Невидимый град
Шрифт:
На другой день мы встретились с Николаем Николаевичем как ни в чем не бывало, и все потекло внешне по-прежнему, если не считать того, что со мной случилось. А случилось со мной нехорошее: какая-то брешь с того раза открылась в душе, и защитная перегородка, прочно охранявшая душу, разрушилась: я впервые допустила мысль, что та единственная любовь, для которой я родилась и живу, которой я с тоской и надеждой дожидаюсь, эта любовь не придет, и ее можно попробовать заменить другой, подходящей… Я усомнилась в вере своей, и это было моим первым и невосстановимым паденьем: так начала я терять свое целомудрие {92} .

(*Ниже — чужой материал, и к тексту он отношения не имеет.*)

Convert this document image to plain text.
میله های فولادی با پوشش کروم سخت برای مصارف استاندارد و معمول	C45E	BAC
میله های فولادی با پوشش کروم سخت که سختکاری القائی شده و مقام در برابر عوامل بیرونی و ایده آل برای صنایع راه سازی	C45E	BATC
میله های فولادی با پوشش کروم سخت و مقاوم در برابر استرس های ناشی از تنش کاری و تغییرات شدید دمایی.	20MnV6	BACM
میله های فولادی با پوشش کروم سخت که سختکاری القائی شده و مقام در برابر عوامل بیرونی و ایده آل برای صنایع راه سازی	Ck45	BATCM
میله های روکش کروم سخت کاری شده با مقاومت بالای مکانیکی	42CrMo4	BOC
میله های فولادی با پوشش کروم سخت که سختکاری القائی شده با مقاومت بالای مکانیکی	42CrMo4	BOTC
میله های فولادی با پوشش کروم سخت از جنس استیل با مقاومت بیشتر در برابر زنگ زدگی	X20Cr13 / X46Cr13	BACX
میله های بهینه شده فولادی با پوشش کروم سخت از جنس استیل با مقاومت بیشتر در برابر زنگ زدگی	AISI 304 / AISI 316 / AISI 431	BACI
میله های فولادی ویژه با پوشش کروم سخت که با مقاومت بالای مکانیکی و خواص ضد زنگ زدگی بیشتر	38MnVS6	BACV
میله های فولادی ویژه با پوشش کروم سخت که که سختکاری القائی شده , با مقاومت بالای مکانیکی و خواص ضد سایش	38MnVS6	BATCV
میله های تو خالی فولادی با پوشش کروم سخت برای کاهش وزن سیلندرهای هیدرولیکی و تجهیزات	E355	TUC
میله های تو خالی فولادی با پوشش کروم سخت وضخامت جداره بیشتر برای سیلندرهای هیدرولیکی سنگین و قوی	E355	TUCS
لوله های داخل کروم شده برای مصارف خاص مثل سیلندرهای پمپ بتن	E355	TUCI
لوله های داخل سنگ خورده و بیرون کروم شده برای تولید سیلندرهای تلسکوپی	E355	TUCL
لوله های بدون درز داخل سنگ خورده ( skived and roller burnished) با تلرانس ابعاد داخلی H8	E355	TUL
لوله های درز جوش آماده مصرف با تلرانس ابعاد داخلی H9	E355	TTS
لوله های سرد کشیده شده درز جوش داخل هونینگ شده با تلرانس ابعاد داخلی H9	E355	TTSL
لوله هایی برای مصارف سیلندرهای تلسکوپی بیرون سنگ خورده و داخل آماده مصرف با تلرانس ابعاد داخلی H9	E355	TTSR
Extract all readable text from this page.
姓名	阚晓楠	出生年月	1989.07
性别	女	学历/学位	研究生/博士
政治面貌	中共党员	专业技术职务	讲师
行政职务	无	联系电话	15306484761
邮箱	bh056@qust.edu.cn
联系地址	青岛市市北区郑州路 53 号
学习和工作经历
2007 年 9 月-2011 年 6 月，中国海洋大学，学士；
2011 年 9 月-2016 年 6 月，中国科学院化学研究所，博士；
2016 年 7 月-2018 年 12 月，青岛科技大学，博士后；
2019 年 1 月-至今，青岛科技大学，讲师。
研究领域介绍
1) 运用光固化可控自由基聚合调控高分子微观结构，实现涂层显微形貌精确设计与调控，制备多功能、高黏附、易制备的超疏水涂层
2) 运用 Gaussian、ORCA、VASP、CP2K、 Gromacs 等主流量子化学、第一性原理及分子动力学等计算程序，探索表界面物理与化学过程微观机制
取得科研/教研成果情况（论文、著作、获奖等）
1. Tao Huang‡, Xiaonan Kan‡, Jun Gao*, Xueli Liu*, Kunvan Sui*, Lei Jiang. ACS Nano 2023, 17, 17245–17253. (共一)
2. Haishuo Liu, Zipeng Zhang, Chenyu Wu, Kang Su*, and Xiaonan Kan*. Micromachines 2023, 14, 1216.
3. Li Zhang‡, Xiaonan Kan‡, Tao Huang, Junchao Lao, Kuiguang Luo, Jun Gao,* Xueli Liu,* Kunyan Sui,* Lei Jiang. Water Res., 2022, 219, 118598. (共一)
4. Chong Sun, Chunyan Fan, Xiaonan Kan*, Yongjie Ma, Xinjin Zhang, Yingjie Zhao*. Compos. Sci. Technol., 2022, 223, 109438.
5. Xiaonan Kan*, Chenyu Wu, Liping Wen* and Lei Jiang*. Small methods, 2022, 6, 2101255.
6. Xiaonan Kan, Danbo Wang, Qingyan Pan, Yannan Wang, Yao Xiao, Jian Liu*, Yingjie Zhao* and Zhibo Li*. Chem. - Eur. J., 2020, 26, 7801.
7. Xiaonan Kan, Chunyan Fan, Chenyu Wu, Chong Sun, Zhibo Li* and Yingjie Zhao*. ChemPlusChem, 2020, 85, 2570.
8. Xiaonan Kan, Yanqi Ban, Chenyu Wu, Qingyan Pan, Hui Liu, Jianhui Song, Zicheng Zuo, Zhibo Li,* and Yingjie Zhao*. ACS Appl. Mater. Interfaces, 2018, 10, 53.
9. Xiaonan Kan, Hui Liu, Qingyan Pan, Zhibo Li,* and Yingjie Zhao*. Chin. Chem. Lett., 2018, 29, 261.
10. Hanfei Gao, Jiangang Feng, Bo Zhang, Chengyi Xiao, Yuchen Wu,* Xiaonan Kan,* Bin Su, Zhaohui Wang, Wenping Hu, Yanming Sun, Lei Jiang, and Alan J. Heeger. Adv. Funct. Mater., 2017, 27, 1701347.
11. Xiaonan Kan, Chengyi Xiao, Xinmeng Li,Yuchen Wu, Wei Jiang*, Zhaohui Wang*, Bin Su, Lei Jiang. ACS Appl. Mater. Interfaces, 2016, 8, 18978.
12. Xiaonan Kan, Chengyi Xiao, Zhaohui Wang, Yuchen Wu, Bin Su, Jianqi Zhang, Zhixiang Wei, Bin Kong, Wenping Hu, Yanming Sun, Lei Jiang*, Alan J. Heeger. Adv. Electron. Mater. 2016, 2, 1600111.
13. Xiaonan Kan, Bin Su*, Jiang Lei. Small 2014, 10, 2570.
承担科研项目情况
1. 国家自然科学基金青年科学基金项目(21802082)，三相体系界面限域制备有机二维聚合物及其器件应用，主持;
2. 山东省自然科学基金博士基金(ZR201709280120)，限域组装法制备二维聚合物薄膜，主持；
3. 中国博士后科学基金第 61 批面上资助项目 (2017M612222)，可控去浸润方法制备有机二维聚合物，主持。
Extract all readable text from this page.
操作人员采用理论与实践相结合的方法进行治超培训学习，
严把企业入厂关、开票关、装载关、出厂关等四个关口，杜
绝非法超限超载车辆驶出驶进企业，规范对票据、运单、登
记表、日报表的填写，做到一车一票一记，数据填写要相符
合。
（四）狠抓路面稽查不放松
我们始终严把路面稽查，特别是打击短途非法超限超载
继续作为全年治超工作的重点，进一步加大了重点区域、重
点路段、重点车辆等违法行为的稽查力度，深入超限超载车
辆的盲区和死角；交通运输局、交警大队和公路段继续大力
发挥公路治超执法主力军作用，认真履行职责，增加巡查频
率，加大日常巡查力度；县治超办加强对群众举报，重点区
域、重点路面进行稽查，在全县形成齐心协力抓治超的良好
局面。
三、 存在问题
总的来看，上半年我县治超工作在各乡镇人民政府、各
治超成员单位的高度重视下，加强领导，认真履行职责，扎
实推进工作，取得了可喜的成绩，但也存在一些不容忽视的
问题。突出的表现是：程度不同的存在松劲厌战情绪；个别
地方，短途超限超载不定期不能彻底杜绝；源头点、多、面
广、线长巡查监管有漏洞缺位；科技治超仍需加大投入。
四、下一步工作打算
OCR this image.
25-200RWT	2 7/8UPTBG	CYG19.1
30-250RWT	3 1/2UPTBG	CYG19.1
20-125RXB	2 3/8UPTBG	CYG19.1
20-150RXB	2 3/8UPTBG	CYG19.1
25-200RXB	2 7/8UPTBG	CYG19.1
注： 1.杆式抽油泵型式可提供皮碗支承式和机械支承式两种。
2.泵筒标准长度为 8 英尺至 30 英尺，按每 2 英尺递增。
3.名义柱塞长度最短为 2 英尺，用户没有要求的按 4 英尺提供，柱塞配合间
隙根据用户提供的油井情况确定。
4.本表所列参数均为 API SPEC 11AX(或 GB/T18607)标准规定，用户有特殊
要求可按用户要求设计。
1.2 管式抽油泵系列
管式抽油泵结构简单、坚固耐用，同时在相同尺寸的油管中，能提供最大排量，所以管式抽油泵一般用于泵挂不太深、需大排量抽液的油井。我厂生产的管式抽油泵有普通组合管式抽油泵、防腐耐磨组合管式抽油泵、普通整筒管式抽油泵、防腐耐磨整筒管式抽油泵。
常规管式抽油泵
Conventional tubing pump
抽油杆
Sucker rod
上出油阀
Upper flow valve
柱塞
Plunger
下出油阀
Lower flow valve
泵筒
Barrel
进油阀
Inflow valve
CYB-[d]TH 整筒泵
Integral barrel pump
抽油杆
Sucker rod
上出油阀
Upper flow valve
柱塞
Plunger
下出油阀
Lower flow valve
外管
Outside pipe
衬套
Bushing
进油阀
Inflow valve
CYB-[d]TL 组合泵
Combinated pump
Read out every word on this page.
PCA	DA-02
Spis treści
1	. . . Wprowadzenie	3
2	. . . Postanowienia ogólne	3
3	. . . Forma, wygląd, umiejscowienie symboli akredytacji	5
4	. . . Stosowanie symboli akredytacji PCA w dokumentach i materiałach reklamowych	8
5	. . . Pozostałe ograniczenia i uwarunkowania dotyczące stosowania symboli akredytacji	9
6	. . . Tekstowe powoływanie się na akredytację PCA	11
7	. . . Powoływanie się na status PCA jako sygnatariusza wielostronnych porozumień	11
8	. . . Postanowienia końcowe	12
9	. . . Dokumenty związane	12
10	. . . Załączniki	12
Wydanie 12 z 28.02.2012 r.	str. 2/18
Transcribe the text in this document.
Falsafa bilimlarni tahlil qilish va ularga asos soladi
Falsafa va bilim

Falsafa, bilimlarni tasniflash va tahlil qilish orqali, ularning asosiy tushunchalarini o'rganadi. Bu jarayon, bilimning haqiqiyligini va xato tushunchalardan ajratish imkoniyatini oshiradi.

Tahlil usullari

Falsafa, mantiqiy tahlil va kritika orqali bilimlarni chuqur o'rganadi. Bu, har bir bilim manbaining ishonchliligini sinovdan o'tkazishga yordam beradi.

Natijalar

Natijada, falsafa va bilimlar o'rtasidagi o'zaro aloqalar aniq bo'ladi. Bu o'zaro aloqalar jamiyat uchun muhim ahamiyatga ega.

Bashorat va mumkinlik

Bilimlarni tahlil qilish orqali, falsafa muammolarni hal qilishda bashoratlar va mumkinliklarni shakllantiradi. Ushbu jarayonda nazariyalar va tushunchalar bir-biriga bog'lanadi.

Хотелось бы мне пропустить еще один эпизод, так он мимолетен
Отцвели белые каштаны. Мама, как и в прежние «мирные» времена, выполняла весенний ритуал: в выходной день она посылает меня во двор просушить на солнце и выколотить от пыли зимние вещи. Неподалеку от меня тем же делом занимается и наша соседка по подвалу — Даша Великолепная, как прозвали ее в детском доме за дородность и красоту. Это бывшая повариха Коноваловых. Сейчас ей помогает выколачивать вещи муж, рослый красногвардеец, только что вернувшийся с фронта. Она горделиво и ласково посматривает на мужа из-за круглого плеча, высоко подняв руки и перебирая ими растянутые на веревке вещи. Он протягивает ей что-то ярко горящее малиновым цветом на солнце и улыбается Даше покорно и влюбленно. Даша весело кричит мне что-то про хорошую погоду.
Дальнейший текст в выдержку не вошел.